Choice of counsel – basis for fair criticism?

This morning, I posted the following on my Facebook page:
I am extremely uncomfortable with pundits criticizing Trump’s defense team on the basis of people they have previously represented. I don’t care if they’ve represented Epstein or O.J. Everyone is entitled to a defense. Period. Yep, even Trump. 
The discussion has been a bit surprising to me.  

The Facebook post had its genesis on Friday evening, when Chris Hayes (MSNBC) commented something to the effect that Ken Starr was an inappropriate pick because of his past legal positions (including as a special prosecutor against Clinton). 

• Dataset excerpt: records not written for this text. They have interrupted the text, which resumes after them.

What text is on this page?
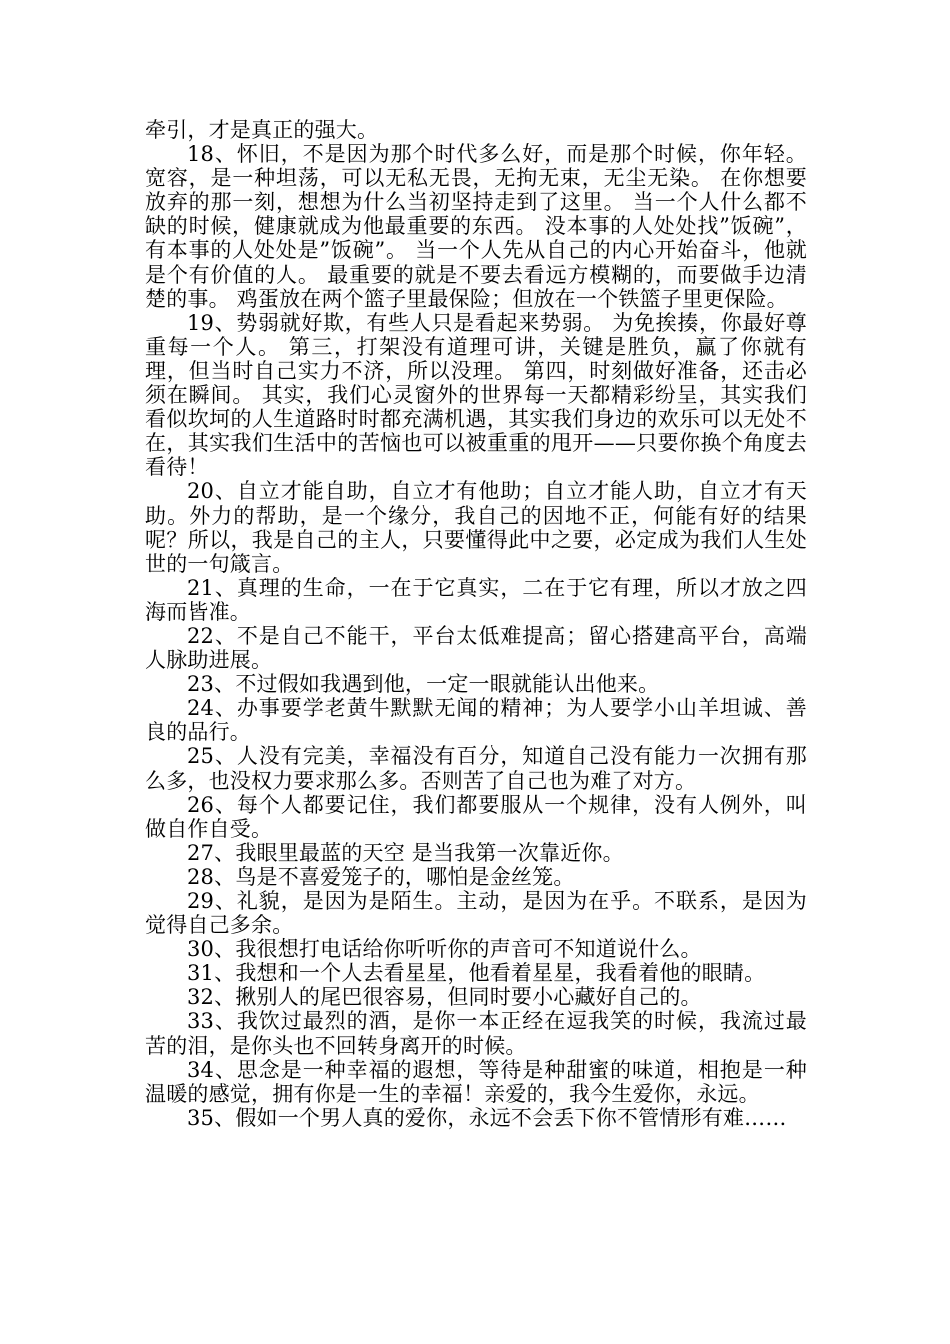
牵引，才是真正的强大。

18、怀旧，不是因为那个时代多么好，而是那个时候，你年轻。 宽容，是一种坦荡，可以无私无畏，无拘无束，无尘无染。 在你想要放弃的那一刻，想想为什么当初坚持走到了这里。 当一个人什么都不缺的时候，健康就成为他最重要的东西。 没本事的人处处找”饭碗”，有本事的人处处是”饭碗”。 当一个人先从自己的内心开始奋斗，他就是个有价值的人。 最重要的就是不要去看远方模糊的，而要做手边清楚的事。 鸡蛋放在两个篮子里最保险；但放在一个铁篮子里更保险。

19、势弱就好欺，有些人只是看起来势弱。 为免挨揍，你最好尊重每一个人。 第三，打架没有道理可讲，关键是胜负，赢了你就有理，但当时自己实力不济，所以没理。 第四，时刻做好准备，还击必须在瞬间。 其实，我们心灵窗外的世界每一天都精彩纷呈，其实我们看似坎坷的人生道路时时都充满机遇，其实我们身边的欢乐可以无处不在，其实我们生活中的苦恼也可以被重重的甩开——只要你换个角度去看待！

20、自立才能自助，自立才有他助；自立才能人助，自立才有天助。外力的帮助，是一个缘分，我自己的因地不正，何能有好的结果呢？所以，我是自己的主人，只要懂得此中之要，必定成为我们人生处世的一句箴言。

21、真理的生命，一在于它真实，二在于它有理，所以才放之四海而皆准。

22、不是自己不能干，平台太低难提高；留心搭建高平台，高端人脉助进展。

23、不过假如我遇到他，一定一眼就能认出他来。

24、办事要学老黄牛默默无闻的精神；为人要学小山羊坦诚、善良的品行。

25、人没有完美，幸福没有百分，知道自己没有能力一次拥有那么多，也没权力要求那么多。否则苦了自己也为难了对方。

26、每个人都要记住，我们都要服从一个规律，没有人例外，叫做自作自受。

27、我眼里最蓝的天空 是当我第一次靠近你。

28、鸟是不喜爱笼子的，哪怕是金丝笼。

29、礼貌，是因为是陌生。主动，是因为在乎。不联系，是因为觉得自己多余。

30、我很想打电话给你听听你的声音可不知道说什么。

31、我想和一个人去看星星，他看着星星，我看着他的眼睛。

32、揪别人的尾巴很容易，但同时要小心藏好自己的。

33、我饮过最烈的酒，是你一本正经在逗我笑的时候，我流过最苦的泪，是你头也不回转身离开的时候。

34、思念是一种幸福的遐想，等待是种甜蜜的味道，相抱是一种温暖的感觉，拥有你是一生的幸福！亲爱的，我今生爱你，永远。

35、假如一个男人真的爱你，永远不会丢下你不管情形有难……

In my life, I have represented companies, and have taken positions that are wholly contrary to my own views.  I represent folks trying to get their gun rights restored, and anyone who knows me knows how I feel about guns.  I have represented criminal clients whose crimes have been abhorrent.*  I didn’t agree with the positions or the crimes, but I fully understand that every person and company are entitled to representation, and I always represent my clients zealously, to the best of my ability, even if I may disagree with them. 

Every criminal is entitled to safeguards to ensure his/her rights are not violated.  Every company is entitled to safeguards to ensure that a civil trial is fair and square.   And former criminals who have lived a flawless life since should have all the rights that we all enjoy, even if we choose not to enjoy some.  Advocacy is central to our judicial system, be it civil or criminal.  

I’ve never (knowingly, at least) misrepresented any fact or law to any court.  But facts can be considered from different angles, and lawyers/judges can apply the law to identical facts and reach different conclusions.  That’s advocacy.  It doesn’t reflect on my morals or my professionalism.  

So fast forward to Chris Hayes (with whom I agree 99.9% of the time).  I think it’s fair criticism of Starr and Derschowitz that they seem to be more comfortable these days on Fox News than in a courtroom; it’s fair to criticize them on unfounded (and not case-related) positions they have taken.  It’s fair to point out that Starr has long been a darling of the right, and that Derschowitz has taken provocative constitutional positions.  There’s plenty of fodder there.  But to criticize either of them because of whom they have represented in the past is simply not right.  

And no, this isn’t a job interview for Trump.  He (unlike most of my clients) can afford to find someone else (even if he stiffs them for payment), and I would decline.  My request is simple:  don’t judge lawyers on whom they’ve represented in the past.  

*I don’t like Qasem Soleimani, either, but don’t think he should have been assassinated.  I’ll save that for another day.